Blog: Official Ireland remains in denial about its child abuse legacy
Dr Conor O’Mahony, deputy director of the Child Law Clinic at UCC, writes on Ireland’s continuing failure to protect vulnerable children.
2017 was another bad year in Ireland’s long history of failing to protect vulnerable children. The “Grace” case involved a young woman with intellectual disabilities who was left in the care of a foster family for 20 years despite physical abuse, gross neglect and possible sexual abuse. This led to the publication of two separate reports, the establishment of a Commission of investigation and a settlement of €6.3 million in compensation. The revelations of babies buried in a mass grave in Tuam has been subsumed into a separate Commission of Investigation examining Mother and Baby Homes.
It is only right that significant, if belated, efforts are being made at bringing about justice in these cases. But other worthy victims of Ireland’s systemic failure to protect children are being denied any form of justice.
For decades, the State failed to implement child protection frameworks in national schools. The European Court of Human Rights has already ruled that this was partly to blame for abuse in those schools, but the State continues to fight survivors of abuse tooth and nail.
That ruling occurred in the Louise O’Keeffe case in 2014. Louise was a pupil in Dunderrow National School and was one of 21 girls abused by the school principal, Leo Hickey, on almost 400 occasions in the early 1970s. When a parent complained, Hickey resigned his post and took up another in Ballincollig, where he taught for another twenty years. In February 2017, Hickey was convicted of fresh sex abuse charges in Ballincollig between November 1991 and June 1992.
All of this occurred without so much as an eyebrow being raised in the Department of Education. A guidance note issued by the department instructed schools to direct complaints to school managers – i.e. parish priests – with no department involvement (see para 168 of the judgment). The department had a laissez faire approach to National Schools, with a hands-off inspection regime and a “see no evil, hear no evil” attitude to child abuse.
The risk of such abuse was clear to see. As early as 1931, the Carrigan Report had identified “an alarming amount of sexual crime increasing yearly, a feature of which was the large number of cases of criminal interference with girls and children from 16 years downwards”. On advice from the Department of Justice, the Carrigan Report was never published. The European Court of Human Rights ruled in 2014 that State was or ought to have been aware of the risk of abuse and should have taken reasonable measures to prevent it.
The O’Keeffe judgment ought to have been a watershed moment in which the State’s role in facilitating heinous sex crimes against pupils in national schools was fully acknowledged and accepted. Instead, the State immediately went into damage limitation mode. Taoiseach Enda Kenny’s apology to Louise O’Keeffe pointedly referred to children “in the location where she was”, failing to acknowledge that the judgment concerned a systemic failure to supervise child protection in national schools rather than a specific failure to respond to a complaint in Dunderrow.
This pattern continued when a redress scheme was established for victims of sexual abuse in national schools as part of the State’s implementation of the judgment. The scheme limited redress to those victims who could establish that their abuse had occurred in the aftermath of a prior complaint which had not been acted upon.
First, this distorts the true basis of liability in the O’Keeffe judgment.

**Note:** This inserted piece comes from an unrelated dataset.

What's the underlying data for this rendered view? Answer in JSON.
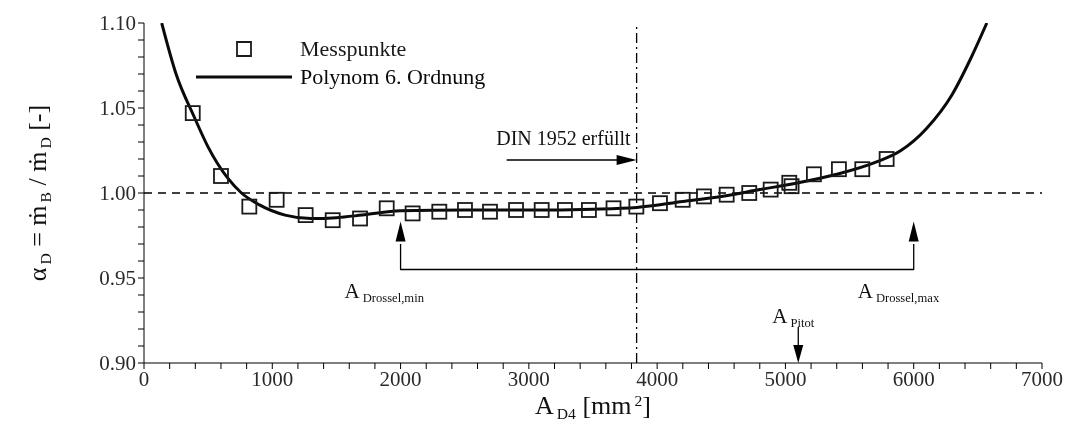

As the Court observed (at para 168 of its judgment), the State’s obligations were “not fulfilled when the Irish State … continued to entrust the management of the primary education of the vast majority of young Irish children to non-State actors (national schools), without putting in place any mechanism of effective State control against the risks of such abuse occurring”. The emphasis was on risk and the need for preventive measures, not on investigation of actual abuse. To say otherwise is equivalent to saying that a search party is an adequate substitute for a stable door.
The Irish Human Rights and Equality Commission and the Child Law Clinic at UCC have both made submissions to the Council of Europe on this point, and it has been further criticised by the Ombudsman for Children.
Second, the requirement of proving that a prior complaint had been made ignores reality. Although Leo Hickey abused over 20 children, only one of them complained at the time. When his latest victim was asked by defence counsel if he had spent 25 years making up his allegation of abuse, he replied that he had spent 25 years blocking it out.
The fact is that children didn’t complain of abuse. On the rare occasions when they did, how can they prove it decades later? And why is the original complainant, along with any children abused prior to the complaint, any less worthy of redress?
As seen in the State’s latest action plan, only seven compensation payments have been made to date, even though there are 360 known victims.
That Hickey has been convicted of abusing in a separate school highlights – yet again – the effect of the State’s wilful ignorance of matters of child protection in National Schools. The State remains in denial about this, providing token redress while fighting other victims in the courts and threatening to pursue them for costs.
It is long past time for the State to acknowledge its failures in a meaningful way by providing redress to the victims in an inclusive manner. If this does not happen, then it is entirely possible that another Louise O’Keeffe will come along and the State will once more be shamed before the European Court of Human Rights.